Banking Cases

Banking LawEvent of Default

There are many cases where banks have declared events of default on the basis of breaches of covenant. In the case of Prima Equity v West Bromwich [2013] we recently assisted a substantial property client in a dispute with a major commercial lender:

  • The loan was for several million pounds.
  • The loan was well secured over a portfolio of commercial properties many of which were let to ‘blue chip’ tenants.
  • Annual interest payments and capital repayments were several hundred thousand pounds – which our client was meeting.
  • However, the client overlooked paying 2 fee instalments – required by the bank to bring forward the repayment date and remove break clauses from leases – which had the effect of increasing the value of its security!
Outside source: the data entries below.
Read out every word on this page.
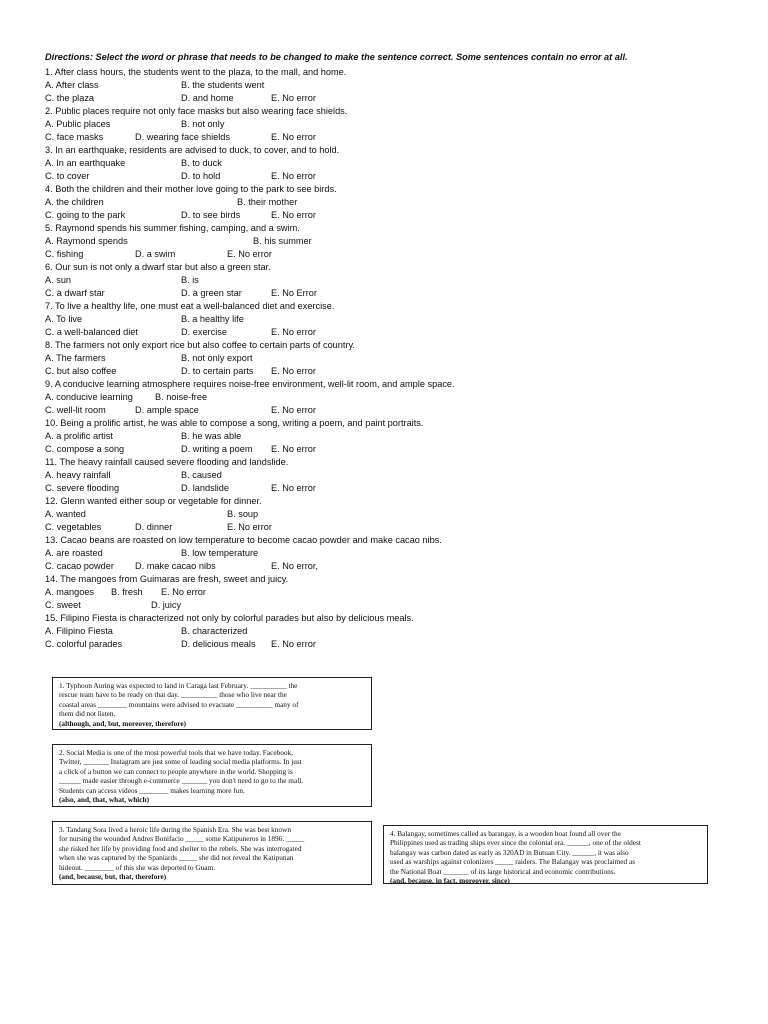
Directions: Select the word or phrase that needs to be changed to make the sentence correct. Some sentences contain no error at all.
1. After class hours, the students went to the plaza, to the mall, and home.
A. After class	B. the students went
C. the plaza	D. and home	E. No error
2. Public places require not only face masks but also wearing face shields.
A. Public places	B. not only
C. face masks	D. wearing face shields	E. No error
3. In an earthquake, residents are advised to duck, to cover, and to hold.
A. In an earthquake	B. to duck
C. to cover	D. to hold	E. No error
4. Both the children and their mother love going to the park to see birds.
A. the children	B. their mother
C. going to the park	D. to see birds	E. No error
5. Raymond spends his summer fishing, camping, and a swim.
A. Raymond spends	B. his summer
C. fishing	D. a swim	E. No error
6. Our sun is not only a dwarf star but also a green star.
A. sun	B. is
C. a dwarf star	D. a green star	E. No Error
7. To live a healthy life, one must eat a well-balanced diet and exercise.
A. To live	B. a healthy life
C. a well-balanced diet	D. exercise	E. No error
8. The farmers not only export rice but also coffee to certain parts of country.
A. The farmers	B. not only export
C. but also coffee	D. to certain parts E. No error
9. A conducive learning atmosphere requires noise-free environment, well-lit room, and ample space.
A. conducive learning B. noise-free
C. well-lit room	D. ample space	E. No error
10. Being a prolific artist, he was able to compose a song, writing a poem, and paint portraits.
A. a prolific artist	B. he was able
C. compose a song	D. writing a poem E. No error
11. The heavy rainfall caused severe flooding and landslide.
A. heavy rainfall	B. caused
C. severe flooding	D. landslide	E. No error
12. Glenn wanted either soup or vegetable for dinner.
A. wanted	B. soup
C. vegetables	D. dinner	E. No error
13. Cacao beans are roasted on low temperature to become cacao powder and make cacao nibs.
A. are roasted	B. low temperature
C. cacao powder D. make cacao nibs	E. No error,
14. The mangoes from Guimaras are fresh, sweet and juicy.
A. mangoes B. fresh E. No error
C. sweet	D. juicy
15. Filipino Fiesta is characterized not only by colorful parades but also by delicious meals.
A. Filipino Fiesta	B. characterized
C. colorful parades	D. delicious meals E. No error
1. Typhoon Auring was expected to land in Caraga last February. __________ the
rescue team have to be ready on that day. __________ those who live near the
coastal areas ________ mountains were advised to evacuate __________ many of
them did not listen.
(although, and, but, moreover, therefore)
2. Social Media is one of the most powerful tools that we have today. Facebook,
Twitter, _______ Instagram are just some of leading social media platforms. In just
a click of a button we can connect to people anywhere in the world. Shopping is
______ made easier through e-commerce _______ you don't need to go to the mall.
Students can access videos ________ makes learning more fun.
(also, and, that, what, which)
3. Tandang Sora lived a heroic life during the Spanish Era. She was best known
for nursing the wounded Andres Bonifacio _____ some Katipuneros in 1896. _____
she risked her life by providing food and shelter to the rebels. She was interrogated
when she was captured by the Spaniards _____ she did not reveal the Katipunan
hideout. ________ of this she was deported to Guam.
(and, because, but, that, therefore)
4. Balangay, sometimes called as barangay, is a wooden boat found all over the
Philippines used as trading ships ever since the colonial era. ______, one of the oldest
balangay was carbon dated as early as 320AD in Butuan City. ______, it was also
used as warships against colonizers _____ raiders. The Balangay was proclaimed as
the National Boat _______ of its large historical and economic contributions.
(and, because, in fact, moreover, since)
  • In October 2012, the lender declared an event of default, made a formal demand for repayment, sought to enforce rent assignments and charged an extra 2% default interest.
  • As soon as the error came to light, the amount due was immediately paid.
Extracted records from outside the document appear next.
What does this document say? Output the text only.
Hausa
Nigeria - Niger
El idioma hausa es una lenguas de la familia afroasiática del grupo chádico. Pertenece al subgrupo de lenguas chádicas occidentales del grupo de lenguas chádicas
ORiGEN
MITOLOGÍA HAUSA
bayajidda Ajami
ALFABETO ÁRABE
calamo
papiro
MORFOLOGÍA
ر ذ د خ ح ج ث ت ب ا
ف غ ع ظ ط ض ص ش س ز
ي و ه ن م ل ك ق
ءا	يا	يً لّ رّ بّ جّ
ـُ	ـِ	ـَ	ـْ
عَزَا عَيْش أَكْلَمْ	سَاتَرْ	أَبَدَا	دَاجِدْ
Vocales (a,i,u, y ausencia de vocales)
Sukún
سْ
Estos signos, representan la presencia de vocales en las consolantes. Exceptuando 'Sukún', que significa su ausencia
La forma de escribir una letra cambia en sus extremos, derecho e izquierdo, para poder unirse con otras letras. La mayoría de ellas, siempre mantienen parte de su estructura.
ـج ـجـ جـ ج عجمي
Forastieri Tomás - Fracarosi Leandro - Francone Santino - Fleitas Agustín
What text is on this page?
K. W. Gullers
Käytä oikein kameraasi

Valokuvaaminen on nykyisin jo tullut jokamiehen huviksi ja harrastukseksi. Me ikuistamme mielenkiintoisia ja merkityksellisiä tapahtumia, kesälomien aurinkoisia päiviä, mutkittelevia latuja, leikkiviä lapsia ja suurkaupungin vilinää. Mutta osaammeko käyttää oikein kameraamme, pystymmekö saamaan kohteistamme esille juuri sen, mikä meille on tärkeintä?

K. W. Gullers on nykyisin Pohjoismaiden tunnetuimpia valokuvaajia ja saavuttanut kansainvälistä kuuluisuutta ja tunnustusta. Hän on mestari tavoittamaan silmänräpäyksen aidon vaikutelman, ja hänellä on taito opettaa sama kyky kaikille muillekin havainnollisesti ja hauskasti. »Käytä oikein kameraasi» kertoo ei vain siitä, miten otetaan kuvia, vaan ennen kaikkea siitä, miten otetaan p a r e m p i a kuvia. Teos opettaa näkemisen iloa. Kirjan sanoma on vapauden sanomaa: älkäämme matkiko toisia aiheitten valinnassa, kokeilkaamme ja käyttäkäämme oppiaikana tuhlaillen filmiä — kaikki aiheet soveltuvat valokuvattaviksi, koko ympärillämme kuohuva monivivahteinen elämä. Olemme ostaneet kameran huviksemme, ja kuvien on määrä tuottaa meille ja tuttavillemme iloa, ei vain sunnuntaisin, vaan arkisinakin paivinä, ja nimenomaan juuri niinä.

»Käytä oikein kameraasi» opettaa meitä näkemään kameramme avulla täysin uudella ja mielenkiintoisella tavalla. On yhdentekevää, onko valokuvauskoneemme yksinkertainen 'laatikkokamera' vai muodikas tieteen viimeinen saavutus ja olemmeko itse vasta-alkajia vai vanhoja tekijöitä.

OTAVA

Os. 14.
  • But the lender did not back down. Thus, in order to protect our client’s interests, we had no option but to fight before the High Court in March 2013.
  • It also came to light, during the course of the proceedings that, in fact, the lender had been taking extra capital payments which were ‘obscure’. The relevant letters sent by the lender indicated that such payments were of interest only. Thus, the lender actually had been overpaid!
  • We were able successfully to challenge the lender’s actions and (1) obtained a declaration that the loan was not repayable (2) overturned the enforcement of rent assignments and (3) obtained an order for repayment of default interest charged and capital overpaid. Our client was also awarded costs.